変換 タブ → フィル → 上 を使うと、null の部分が直下の値で埋められます。使用頻度は低いですが、最終行にだけ合計値があり、それを全行にコピーしたい場合などに便利です。

null・空白・エラー行の処理まとめ

行操作でよく遭遇する「困ったデータ」と、それぞれの対処法をまとめます。

状態データプレビューでの見え方対処法
null セルにイタリック体で「null」と表示 フィルターでnullを除外 / フィルで埋める / 値の置換でnullを特定の値に変換
空文字列("") セルが空に見える(nullとは違い何も表示されない) 値の置換で "" → null に変換してからフィルターまたはフィル
Error セルに赤字で「Error」と表示 ホーム → 行の削除 → エラーの削除 / 右クリック →「エラーの置換」で任意の値に変換

実践例 ― 結合セルのある報告書データを整える

部署のセルが結合された報告書をPower Queryに取り込み、フィルで空欄を埋め、不要行を除去し、特定の部署だけフィルターする一連の流れを実践してみましょう。

Step 1:フィルで部署の空欄を埋める

「部署」列を選択 → 変換 → フィル → 下

Step 2:合計行を削除する

「氏名」列のドロップダウン → 「合計」のチェックを外す、またはテキストフィルター →「指定の値を含まない」→「合計」

Step 3:営業部だけにフィルターする

「部署」列のドロップダウン → 「営業部」だけにチェック → 「OK」

Step 4:売上の降順で並べ替え

「売上」列のドロップダウン → 「降順で並べ替え」

4つのステップで、結合セルのある見づらい報告書が、営業部の売上ランキングに変わりました。

まとめ

行操作のポイントは3つです。

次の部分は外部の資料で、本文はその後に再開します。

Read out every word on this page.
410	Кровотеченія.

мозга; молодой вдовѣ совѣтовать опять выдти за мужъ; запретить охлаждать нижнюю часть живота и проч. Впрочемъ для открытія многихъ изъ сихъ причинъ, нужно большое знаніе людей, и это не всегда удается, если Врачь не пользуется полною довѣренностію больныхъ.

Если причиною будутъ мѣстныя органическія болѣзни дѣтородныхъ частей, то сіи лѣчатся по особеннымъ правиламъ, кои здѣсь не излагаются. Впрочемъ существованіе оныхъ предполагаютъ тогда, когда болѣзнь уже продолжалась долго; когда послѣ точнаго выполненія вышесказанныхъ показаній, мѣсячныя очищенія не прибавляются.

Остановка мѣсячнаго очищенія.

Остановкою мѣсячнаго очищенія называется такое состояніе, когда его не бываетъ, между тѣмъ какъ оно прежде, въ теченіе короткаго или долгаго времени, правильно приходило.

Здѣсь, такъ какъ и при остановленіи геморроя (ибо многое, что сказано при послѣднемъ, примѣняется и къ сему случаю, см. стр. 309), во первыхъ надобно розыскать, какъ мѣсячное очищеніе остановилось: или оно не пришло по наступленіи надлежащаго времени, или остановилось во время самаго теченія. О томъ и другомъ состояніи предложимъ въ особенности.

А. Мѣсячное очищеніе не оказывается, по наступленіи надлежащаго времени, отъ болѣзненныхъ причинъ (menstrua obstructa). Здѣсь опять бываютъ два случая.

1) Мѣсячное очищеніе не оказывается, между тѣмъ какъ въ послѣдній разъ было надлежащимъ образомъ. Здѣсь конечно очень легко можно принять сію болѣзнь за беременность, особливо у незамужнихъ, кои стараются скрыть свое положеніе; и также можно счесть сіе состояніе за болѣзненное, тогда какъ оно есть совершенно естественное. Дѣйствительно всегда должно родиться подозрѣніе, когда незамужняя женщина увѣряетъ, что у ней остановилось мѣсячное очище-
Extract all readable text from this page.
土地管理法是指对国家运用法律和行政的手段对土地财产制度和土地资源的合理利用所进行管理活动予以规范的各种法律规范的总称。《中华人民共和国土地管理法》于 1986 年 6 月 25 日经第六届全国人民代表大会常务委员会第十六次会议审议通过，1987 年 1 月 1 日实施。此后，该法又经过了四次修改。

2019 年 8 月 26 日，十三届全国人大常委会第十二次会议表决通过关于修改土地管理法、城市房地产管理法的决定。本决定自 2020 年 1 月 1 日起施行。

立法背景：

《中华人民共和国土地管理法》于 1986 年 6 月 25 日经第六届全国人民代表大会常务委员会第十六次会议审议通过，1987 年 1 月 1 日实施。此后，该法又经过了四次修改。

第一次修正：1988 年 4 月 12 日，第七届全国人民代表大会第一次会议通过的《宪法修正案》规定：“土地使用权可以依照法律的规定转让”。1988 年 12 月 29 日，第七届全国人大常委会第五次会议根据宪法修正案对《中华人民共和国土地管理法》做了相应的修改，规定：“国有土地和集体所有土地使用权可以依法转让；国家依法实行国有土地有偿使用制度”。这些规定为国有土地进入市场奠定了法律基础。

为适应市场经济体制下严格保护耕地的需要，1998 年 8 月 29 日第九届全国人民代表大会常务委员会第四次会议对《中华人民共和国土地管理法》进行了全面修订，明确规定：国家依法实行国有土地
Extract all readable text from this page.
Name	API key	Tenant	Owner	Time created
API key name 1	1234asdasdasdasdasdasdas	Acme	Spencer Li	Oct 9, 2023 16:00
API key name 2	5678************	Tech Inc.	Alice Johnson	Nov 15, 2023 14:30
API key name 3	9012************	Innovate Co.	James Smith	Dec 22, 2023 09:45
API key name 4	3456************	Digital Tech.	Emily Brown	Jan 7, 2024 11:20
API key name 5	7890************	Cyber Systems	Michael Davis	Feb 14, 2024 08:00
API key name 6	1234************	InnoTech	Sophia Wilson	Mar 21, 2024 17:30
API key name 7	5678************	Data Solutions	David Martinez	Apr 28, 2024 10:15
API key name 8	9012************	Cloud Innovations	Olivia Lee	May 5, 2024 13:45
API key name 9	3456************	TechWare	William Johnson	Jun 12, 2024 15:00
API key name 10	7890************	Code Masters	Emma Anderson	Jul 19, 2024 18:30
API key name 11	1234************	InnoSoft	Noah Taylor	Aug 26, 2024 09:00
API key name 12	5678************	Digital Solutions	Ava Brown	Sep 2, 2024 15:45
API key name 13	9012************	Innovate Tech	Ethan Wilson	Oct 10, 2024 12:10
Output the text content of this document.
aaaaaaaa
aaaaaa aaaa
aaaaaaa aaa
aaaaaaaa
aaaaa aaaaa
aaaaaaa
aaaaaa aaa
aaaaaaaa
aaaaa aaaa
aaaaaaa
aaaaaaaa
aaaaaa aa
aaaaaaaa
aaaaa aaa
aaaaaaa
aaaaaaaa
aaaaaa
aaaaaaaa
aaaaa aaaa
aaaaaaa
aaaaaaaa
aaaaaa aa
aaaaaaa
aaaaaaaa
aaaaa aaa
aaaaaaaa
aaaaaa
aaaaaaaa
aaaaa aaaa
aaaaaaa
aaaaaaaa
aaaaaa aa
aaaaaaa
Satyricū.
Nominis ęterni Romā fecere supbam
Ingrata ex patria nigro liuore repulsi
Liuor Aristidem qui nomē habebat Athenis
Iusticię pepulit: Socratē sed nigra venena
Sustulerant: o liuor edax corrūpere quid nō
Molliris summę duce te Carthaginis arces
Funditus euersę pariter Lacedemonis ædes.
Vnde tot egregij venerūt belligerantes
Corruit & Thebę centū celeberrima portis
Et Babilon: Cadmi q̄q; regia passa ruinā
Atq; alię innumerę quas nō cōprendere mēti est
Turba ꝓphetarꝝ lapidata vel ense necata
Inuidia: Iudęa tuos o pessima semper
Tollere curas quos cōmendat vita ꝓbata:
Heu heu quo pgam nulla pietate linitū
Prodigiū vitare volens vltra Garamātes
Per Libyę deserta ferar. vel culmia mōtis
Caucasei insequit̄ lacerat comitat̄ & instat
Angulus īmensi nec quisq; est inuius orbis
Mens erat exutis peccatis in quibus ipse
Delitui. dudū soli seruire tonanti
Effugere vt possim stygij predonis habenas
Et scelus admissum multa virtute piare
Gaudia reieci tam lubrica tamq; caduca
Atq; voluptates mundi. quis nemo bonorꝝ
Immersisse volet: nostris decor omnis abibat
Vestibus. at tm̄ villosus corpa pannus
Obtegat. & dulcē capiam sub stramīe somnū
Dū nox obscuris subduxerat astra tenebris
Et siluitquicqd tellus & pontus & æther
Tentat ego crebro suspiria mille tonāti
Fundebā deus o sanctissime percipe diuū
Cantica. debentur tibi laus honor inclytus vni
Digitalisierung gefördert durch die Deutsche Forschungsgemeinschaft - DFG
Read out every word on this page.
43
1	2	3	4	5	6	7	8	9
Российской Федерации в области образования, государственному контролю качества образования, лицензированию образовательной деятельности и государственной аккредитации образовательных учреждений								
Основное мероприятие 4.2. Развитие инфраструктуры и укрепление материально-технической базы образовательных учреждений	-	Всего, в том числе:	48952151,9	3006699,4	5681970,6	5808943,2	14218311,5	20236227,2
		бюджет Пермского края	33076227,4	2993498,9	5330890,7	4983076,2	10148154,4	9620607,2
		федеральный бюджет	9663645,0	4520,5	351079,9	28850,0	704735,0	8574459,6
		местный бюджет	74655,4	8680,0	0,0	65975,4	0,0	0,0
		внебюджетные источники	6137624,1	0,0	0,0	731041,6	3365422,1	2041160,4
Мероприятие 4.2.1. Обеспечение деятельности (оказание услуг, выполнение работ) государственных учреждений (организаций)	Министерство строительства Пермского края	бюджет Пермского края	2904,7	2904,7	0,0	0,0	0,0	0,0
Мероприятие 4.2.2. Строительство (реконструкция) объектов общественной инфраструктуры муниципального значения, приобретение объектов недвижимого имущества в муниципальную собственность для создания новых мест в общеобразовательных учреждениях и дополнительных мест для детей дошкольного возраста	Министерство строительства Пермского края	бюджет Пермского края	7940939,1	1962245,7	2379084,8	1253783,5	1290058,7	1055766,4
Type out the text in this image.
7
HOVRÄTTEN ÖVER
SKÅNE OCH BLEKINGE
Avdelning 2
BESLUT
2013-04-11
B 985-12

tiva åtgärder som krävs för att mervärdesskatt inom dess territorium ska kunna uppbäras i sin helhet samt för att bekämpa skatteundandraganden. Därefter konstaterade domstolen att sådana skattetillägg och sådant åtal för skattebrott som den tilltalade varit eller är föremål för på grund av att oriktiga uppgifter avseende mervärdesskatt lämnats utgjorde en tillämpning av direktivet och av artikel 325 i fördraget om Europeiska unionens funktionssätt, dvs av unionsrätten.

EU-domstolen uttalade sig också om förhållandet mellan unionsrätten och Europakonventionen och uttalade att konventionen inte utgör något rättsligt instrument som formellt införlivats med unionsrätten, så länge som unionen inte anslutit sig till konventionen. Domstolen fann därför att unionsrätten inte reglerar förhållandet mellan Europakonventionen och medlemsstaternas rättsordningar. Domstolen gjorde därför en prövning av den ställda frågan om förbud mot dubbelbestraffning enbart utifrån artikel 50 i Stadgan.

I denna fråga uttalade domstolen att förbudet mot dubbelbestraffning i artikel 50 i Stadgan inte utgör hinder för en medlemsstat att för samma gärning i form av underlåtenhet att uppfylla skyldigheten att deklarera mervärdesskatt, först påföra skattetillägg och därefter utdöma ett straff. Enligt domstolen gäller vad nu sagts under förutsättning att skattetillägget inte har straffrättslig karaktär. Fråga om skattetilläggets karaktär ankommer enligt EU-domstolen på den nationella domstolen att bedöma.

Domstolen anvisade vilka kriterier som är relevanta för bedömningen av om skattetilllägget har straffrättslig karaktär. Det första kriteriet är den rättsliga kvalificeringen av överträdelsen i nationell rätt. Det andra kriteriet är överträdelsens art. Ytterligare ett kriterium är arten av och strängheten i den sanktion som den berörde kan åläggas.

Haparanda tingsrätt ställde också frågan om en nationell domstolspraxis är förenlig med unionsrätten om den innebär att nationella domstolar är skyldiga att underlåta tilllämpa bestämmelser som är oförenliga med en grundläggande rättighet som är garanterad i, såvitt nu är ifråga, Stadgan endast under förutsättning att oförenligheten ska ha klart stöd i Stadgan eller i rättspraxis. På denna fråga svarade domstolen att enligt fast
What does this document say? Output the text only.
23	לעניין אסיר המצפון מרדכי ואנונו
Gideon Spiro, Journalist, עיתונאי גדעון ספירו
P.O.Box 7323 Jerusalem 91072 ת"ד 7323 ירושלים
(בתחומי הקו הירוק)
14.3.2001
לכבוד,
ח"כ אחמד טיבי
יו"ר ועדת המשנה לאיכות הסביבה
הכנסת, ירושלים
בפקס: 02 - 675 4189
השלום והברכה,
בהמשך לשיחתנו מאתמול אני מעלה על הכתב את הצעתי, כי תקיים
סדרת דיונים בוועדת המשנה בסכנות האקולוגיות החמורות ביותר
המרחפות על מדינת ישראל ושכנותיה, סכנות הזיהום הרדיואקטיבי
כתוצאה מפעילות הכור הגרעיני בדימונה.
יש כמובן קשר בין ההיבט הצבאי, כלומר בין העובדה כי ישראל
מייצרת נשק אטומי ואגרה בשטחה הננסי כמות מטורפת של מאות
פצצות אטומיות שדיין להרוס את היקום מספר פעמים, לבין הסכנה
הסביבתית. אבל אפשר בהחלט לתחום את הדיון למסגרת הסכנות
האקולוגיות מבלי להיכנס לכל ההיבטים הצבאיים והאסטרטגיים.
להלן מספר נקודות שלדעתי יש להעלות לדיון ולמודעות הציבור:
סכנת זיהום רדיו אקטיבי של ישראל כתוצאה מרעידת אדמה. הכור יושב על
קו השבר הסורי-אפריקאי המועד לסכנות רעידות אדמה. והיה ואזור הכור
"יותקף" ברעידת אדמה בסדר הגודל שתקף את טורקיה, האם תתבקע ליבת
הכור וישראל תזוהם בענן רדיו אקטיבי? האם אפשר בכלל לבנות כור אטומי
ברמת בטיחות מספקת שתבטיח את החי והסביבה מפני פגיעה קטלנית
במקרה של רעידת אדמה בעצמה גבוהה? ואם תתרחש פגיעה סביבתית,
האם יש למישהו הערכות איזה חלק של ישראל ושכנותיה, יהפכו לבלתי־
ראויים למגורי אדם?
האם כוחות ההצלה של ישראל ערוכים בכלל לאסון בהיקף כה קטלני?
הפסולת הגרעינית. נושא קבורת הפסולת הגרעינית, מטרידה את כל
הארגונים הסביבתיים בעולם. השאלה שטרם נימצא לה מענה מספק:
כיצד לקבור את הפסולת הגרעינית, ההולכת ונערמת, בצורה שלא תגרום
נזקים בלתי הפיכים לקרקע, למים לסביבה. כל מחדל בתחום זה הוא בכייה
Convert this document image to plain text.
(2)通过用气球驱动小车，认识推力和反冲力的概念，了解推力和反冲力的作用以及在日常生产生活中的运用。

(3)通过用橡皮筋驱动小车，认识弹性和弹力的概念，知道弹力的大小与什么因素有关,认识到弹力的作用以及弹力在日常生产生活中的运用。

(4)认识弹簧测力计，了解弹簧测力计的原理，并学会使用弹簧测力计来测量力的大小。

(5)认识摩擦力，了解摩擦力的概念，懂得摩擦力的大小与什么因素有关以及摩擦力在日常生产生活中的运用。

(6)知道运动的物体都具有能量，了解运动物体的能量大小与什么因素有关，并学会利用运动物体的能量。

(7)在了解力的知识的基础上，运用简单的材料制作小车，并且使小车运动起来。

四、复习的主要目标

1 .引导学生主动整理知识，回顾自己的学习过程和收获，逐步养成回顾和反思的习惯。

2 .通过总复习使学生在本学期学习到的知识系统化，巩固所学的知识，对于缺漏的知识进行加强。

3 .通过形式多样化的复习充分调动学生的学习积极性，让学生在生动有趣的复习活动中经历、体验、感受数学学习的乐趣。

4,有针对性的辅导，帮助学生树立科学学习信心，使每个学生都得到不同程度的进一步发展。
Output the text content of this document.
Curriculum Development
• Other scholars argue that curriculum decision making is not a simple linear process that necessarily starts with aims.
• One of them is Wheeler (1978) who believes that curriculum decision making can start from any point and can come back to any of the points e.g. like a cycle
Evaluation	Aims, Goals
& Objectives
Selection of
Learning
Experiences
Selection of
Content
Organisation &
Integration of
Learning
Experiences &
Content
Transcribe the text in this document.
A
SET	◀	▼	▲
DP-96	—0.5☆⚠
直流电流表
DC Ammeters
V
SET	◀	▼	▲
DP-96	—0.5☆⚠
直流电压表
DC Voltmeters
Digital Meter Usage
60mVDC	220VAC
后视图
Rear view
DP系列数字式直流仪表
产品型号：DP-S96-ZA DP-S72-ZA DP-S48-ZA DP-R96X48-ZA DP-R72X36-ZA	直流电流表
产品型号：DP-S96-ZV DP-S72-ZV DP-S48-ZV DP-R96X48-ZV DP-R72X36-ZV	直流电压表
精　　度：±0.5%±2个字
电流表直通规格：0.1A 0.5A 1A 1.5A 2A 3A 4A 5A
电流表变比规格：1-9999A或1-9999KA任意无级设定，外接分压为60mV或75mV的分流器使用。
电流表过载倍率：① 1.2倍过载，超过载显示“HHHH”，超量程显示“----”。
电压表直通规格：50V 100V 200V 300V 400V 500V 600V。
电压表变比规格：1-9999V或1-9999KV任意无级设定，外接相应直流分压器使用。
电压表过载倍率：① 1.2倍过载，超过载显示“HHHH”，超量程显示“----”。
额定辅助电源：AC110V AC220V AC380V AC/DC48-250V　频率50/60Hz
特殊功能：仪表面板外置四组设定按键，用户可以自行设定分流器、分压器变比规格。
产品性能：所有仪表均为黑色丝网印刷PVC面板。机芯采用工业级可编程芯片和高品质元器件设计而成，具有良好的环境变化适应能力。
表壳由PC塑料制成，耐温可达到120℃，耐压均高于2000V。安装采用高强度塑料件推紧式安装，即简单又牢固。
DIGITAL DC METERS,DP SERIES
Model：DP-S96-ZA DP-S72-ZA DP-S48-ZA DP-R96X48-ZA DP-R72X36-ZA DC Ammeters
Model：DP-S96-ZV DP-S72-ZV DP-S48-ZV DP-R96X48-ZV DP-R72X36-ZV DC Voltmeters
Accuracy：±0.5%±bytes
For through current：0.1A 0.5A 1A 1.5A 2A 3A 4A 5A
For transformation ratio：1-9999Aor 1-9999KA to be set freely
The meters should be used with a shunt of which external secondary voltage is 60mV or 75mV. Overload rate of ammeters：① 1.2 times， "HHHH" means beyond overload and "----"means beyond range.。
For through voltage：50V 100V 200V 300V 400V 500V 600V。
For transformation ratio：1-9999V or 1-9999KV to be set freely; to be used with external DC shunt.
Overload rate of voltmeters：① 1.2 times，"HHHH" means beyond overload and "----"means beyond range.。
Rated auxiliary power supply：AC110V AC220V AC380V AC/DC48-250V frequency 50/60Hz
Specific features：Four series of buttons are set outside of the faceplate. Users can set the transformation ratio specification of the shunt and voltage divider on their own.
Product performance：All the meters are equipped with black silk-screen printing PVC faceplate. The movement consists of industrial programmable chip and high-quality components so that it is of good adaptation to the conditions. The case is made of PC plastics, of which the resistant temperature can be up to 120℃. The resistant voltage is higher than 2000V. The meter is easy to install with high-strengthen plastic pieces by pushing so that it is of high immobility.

第一に、Power Queryのフィルターは行を「隠す」のではなく「除外する」操作であり、ステップとして保存されるため次回更新時も自動適用されること。第二に、フィルは null だけを対象とし、空文字列は対象外であること。セル結合データを扱うときは特に注意が必要です。第三に、並べ替えは後続の操作(フィル・インデックス列)に影響するため、「いつ並べ替えるか」を意識して配置すること。この3点を押さえれば、行操作は自信を持って使いこなせます。